Alabama Schools Cancel Black History Month Event Featuring Award-winning Author

Alabama Schools Cancel Black History Month Event Featuring Award-winning Author

derrickbarnes.com

Award-winning children’s author Derrick Barnes was scheduled to visit three Alabama schools during Black History Month. But just before Barnes’ scheduled performances in February, the invitation to the Hoover and Alabaster City Schools was abruptly canceled.

First, the school district cited a “recent change,” alleging that Barnes failed to provide the information needed for a contract offer. However, the New York Times bestselling author explained that suggesting there had been contract problems was a “blatant lie” and that the cancellations were political and motivated by ignorance and fear.

He said the cancellations are part of a nationwide trend to restrict access to books with black protagonists and books that tell the truth about American history.

In K-12 schools in Alabama, Critical Race Theory (CRT) was banned by the state board of education in 2021. Alabama is one of many predominantly Republican-majority state governments opposed to CRT, an academic framework for studying systemic racism that is largely taught in law schools and not covered in elementary or secondary education.

“I hate it so much because, like most writers, I’m an introvert,” Barnes told WIAT-TV, the Alabama local affiliate of CBS News. “I try to stay very low key and write the books that I write and I hope kids fall in love.”

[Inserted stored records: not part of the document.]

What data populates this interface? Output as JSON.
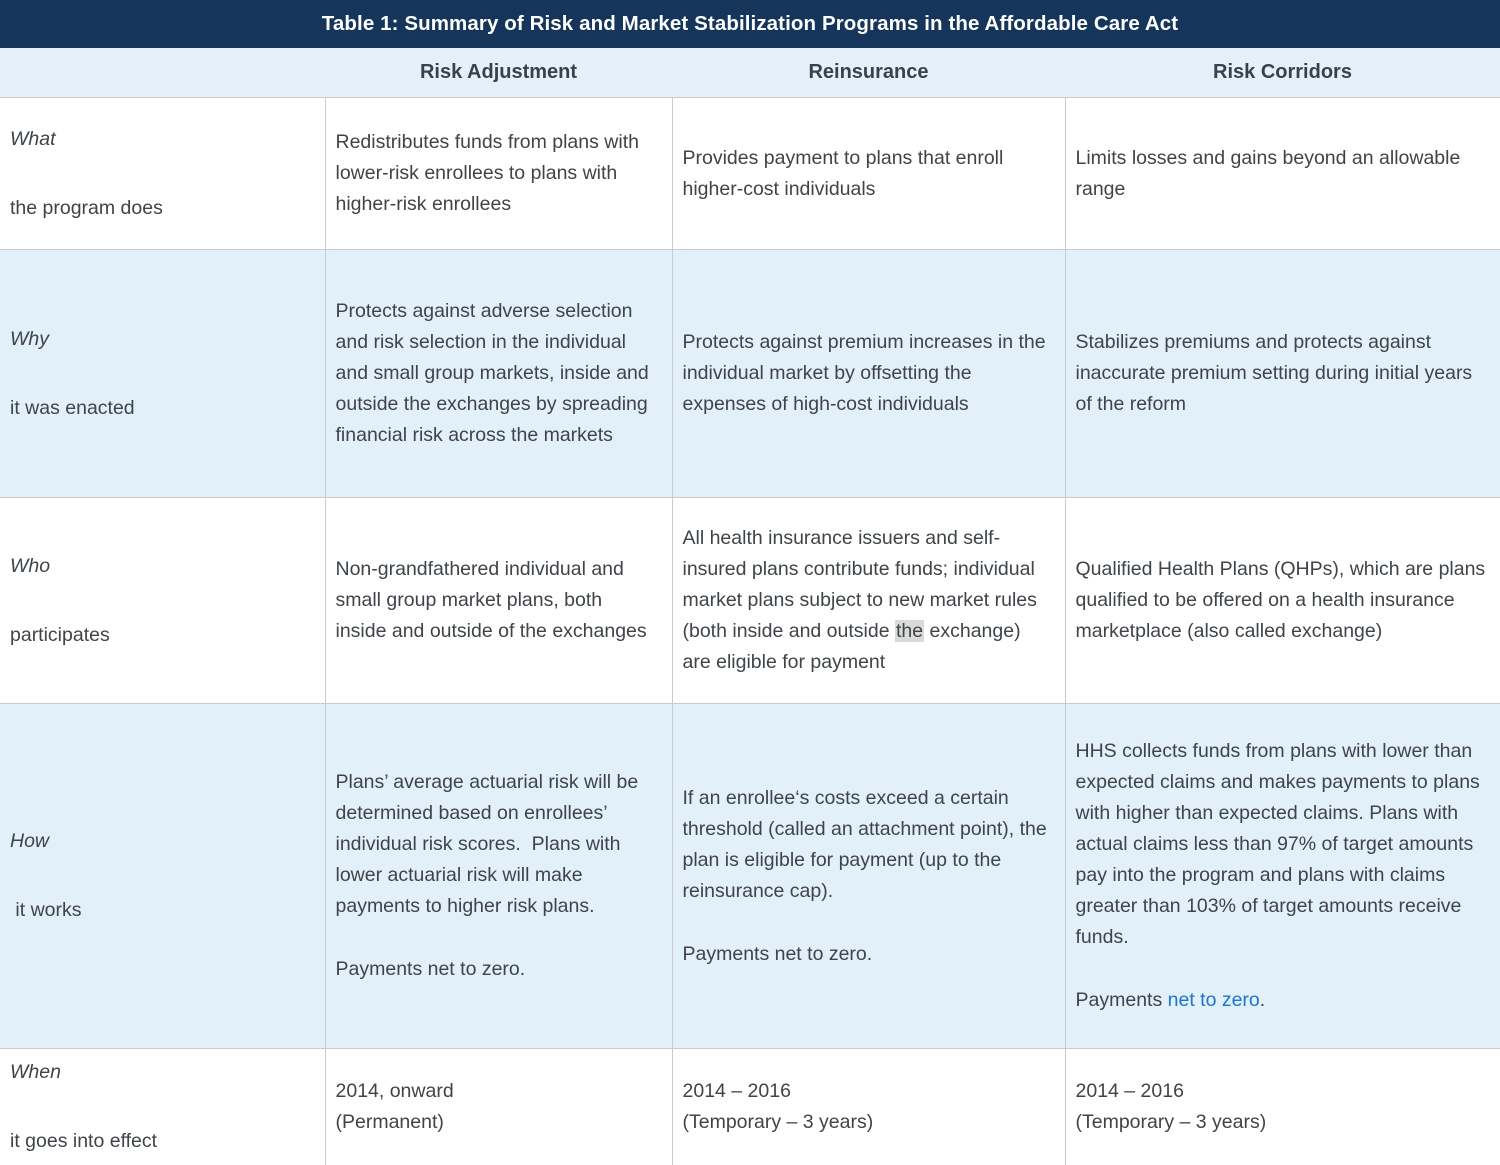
{
  "title_bar": {
    "title": "Table 1: Summary of Risk and Market Stabilization Programs in the Affordable Care Act"
  },
  "table": {
    "column_headers": [
      "Risk Adjustment",
      "Reinsurance",
      "Risk Corridors"
    ],
    "rows": {
      "what": {
        "label_word": "What",
        "label_sub": "the program does",
        "risk_adjustment": "Redistributes funds from plans with lower-risk enrollees to plans with higher-risk enrollees",
        "reinsurance": "Provides payment to plans that enroll higher-cost individuals",
        "risk_corridors": "Limits losses and gains beyond an allowable range"
      },
      "why": {
        "label_word": "Why",
        "label_sub": "it was enacted",
        "risk_adjustment": "Protects against adverse selection and risk selection in the individual and small group markets, inside and outside the exchanges by spreading financial risk across the markets",
        "reinsurance": "Protects against premium increases in the individual market by offsetting the expenses of high-cost individuals",
        "risk_corridors": "Stabilizes premiums and protects against inaccurate premium setting during initial years of the reform"
      },
      "who": {
        "label_word": "Who",
        "label_sub": "participates",
        "risk_adjustment": "Non-grandfathered individual and small group market plans, both inside and outside of the exchanges",
        "reinsurance_pre": "All health insurance issuers and self-insured plans contribute funds; individual market plans subject to new market rules (both inside and outside ",
        "reinsurance_highlight": "the",
        "reinsurance_post": " exchange) are eligible for payment",
        "risk_corridors": "Qualified Health Plans (QHPs), which are plans qualified to be offered on a health insurance marketplace (also called exchange)"
      },
      "how": {
        "label_word": "How",
        "label_sub": " it works",
        "risk_adjustment_p1": "Plans’ average actuarial risk will be determined based on enrollees’ individual risk scores.  Plans with lower actuarial risk will make payments to higher risk plans.",
        "risk_adjustment_p2": "Payments net to zero.",
        "reinsurance_p1": "If an enrollee‘s costs exceed a certain threshold (called an attachment point), the plan is eligible for payment (up to the reinsurance cap).",
        "reinsurance_p2": "Payments net to zero.",
        "risk_corridors_p1": "HHS collects funds from plans with lower than expected claims and makes payments to plans with higher than expected claims. Plans with actual claims less than 97% of target amounts pay into the program and plans with claims greater than 103% of target amounts receive funds.",
        "risk_corridors_p2_pre": "Payments ",
        "risk_corridors_link": "net to zero",
        "risk_corridors_p2_post": "."
      },
      "when": {
        "label_word": "When",
        "label_sub": "it goes into effect",
        "risk_adjustment_l1": "2014, onward",
        "risk_adjustment_l2": "(Permanent)",
        "reinsurance_l1": "2014 – 2016",
        "reinsurance_l2": "(Temporary – 3 years)",
        "risk_corridors_l1": "2014 – 2016",
        "risk_corridors_l2": "(Temporary – 3 years)"
      }
    }
  },
  "colors": {
    "header_navy": "#15355b",
    "row_blue": "#e2f0f9",
    "header_row_blue": "#e4f1fa",
    "text": "#3f4448",
    "border": "#cbcbcb",
    "link_blue": "#1c76ce",
    "highlight_gray": "#dadada"
  }
}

Headmaster Dee Fowler later admitted that Barnes had provided some of the information requested, but not all. According to Alabama.com, a parent’s complaint about Barnes’ “controversial ideas” was the reason for the cancellation.

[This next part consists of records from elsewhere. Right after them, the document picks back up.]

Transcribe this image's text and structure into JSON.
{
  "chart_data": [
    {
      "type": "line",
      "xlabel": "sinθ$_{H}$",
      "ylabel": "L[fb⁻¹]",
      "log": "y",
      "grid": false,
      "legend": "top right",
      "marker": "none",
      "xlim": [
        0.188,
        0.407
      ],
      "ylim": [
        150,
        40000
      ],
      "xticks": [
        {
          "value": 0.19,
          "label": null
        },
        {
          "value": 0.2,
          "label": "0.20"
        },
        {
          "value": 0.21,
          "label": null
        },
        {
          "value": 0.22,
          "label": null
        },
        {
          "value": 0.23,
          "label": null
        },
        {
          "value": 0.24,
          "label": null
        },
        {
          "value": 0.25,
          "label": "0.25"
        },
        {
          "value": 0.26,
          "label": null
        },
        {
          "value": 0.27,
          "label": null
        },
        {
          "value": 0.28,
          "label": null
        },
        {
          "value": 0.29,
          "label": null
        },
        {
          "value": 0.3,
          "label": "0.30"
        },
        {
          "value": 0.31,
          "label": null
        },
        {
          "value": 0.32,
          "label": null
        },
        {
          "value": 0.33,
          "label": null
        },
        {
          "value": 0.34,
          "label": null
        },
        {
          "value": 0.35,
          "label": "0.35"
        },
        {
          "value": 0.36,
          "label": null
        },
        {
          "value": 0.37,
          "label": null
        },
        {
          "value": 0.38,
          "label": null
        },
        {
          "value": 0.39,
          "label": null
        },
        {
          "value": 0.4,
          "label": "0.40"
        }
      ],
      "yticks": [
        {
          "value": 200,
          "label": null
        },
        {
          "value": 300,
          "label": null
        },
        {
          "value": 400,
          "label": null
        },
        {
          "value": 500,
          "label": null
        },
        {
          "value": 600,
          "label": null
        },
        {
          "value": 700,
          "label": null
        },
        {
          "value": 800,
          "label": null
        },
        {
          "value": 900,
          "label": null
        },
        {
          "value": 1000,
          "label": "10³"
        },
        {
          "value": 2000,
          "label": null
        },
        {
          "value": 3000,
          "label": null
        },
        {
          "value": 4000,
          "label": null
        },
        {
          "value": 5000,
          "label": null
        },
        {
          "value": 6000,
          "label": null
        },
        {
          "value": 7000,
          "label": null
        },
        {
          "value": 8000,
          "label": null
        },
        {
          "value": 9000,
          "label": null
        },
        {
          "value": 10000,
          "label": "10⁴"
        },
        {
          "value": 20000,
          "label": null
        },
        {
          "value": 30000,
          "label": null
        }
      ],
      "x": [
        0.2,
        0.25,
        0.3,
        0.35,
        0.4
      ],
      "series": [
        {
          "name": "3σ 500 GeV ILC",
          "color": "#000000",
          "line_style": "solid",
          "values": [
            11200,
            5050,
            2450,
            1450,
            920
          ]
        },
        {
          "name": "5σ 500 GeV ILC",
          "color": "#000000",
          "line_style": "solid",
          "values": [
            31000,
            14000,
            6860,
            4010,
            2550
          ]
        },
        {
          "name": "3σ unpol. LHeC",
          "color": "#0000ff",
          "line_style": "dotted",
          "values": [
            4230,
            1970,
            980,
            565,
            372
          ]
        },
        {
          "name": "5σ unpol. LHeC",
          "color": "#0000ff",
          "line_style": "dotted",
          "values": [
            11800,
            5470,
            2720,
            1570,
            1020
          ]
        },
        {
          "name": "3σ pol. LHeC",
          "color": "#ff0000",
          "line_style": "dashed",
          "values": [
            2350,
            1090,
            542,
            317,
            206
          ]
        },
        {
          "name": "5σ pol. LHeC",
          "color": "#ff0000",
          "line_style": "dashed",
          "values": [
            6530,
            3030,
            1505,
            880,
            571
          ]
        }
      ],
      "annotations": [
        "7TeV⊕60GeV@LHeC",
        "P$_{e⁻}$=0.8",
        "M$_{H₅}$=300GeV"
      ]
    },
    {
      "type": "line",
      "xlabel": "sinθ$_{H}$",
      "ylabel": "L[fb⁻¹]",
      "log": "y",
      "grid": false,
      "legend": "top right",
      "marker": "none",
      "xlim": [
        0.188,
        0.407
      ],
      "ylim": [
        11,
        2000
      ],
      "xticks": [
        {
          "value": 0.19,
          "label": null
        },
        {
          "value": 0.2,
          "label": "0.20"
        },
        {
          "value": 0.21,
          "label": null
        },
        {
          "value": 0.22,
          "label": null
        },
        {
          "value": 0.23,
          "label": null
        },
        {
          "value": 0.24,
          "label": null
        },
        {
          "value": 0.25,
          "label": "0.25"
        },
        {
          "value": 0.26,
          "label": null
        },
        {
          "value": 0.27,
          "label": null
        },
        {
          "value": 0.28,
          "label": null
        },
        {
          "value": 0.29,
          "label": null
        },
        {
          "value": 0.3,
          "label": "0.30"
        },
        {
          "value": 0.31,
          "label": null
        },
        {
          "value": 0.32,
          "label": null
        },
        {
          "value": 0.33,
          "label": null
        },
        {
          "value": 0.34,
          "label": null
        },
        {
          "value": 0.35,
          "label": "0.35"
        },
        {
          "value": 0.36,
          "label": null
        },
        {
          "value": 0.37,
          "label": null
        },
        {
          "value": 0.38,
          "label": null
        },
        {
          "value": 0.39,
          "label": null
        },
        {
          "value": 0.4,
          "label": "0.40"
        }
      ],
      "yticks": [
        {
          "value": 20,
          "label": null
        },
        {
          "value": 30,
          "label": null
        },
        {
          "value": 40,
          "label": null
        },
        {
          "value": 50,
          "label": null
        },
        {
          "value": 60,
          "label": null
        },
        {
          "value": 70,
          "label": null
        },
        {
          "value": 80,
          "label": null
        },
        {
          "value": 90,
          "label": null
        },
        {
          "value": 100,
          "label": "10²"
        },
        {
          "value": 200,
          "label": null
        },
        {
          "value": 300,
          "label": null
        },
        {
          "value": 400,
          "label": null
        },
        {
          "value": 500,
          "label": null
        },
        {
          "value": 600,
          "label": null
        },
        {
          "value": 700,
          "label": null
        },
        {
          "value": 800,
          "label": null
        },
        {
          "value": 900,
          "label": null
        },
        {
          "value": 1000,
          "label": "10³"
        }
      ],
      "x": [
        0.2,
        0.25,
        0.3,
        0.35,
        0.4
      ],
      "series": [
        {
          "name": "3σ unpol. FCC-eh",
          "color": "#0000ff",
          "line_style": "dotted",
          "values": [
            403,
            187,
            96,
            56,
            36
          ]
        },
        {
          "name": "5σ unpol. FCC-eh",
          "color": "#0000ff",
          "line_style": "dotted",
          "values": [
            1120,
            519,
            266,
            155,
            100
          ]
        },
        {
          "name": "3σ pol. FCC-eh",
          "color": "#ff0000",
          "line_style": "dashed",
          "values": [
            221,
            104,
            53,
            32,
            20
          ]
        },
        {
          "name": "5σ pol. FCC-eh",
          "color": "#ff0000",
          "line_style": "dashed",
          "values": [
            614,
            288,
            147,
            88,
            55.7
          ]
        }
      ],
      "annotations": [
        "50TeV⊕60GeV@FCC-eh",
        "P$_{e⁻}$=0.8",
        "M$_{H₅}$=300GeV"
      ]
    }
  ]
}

“This has to stop,” Barnes posted on Instagram. “Children will be left out and the livelihoods of children’s authors will be severely impacted.”

According to the ACLU, a long list of well-known black literature has been banned by school boards across the country, including Richard Wright’s Native Son, Alice Walker’s The Color Purple and I Know Why the Caged Bird Sings by Maya Angelou.

Barnes is the author of Crown: An Ode to the Fresh Cut, which according to his website has received numerous awards including a Newbery Honor, a Coretta Scott King Author Honor, and the Kirkus Prize for Young Readers. Crown, a children’s book published in 2017, he wanted to read to students from Alabama.

Barnes told WIAT-TV that there is no rationally offensive content in his children’s books and reading them can benefit children of all races.

“It’s important that white kids get a chance to see kids who don’t look like them, doing the same things they do: have families, have people around them who love and care for them, and just do everyday things,” he said.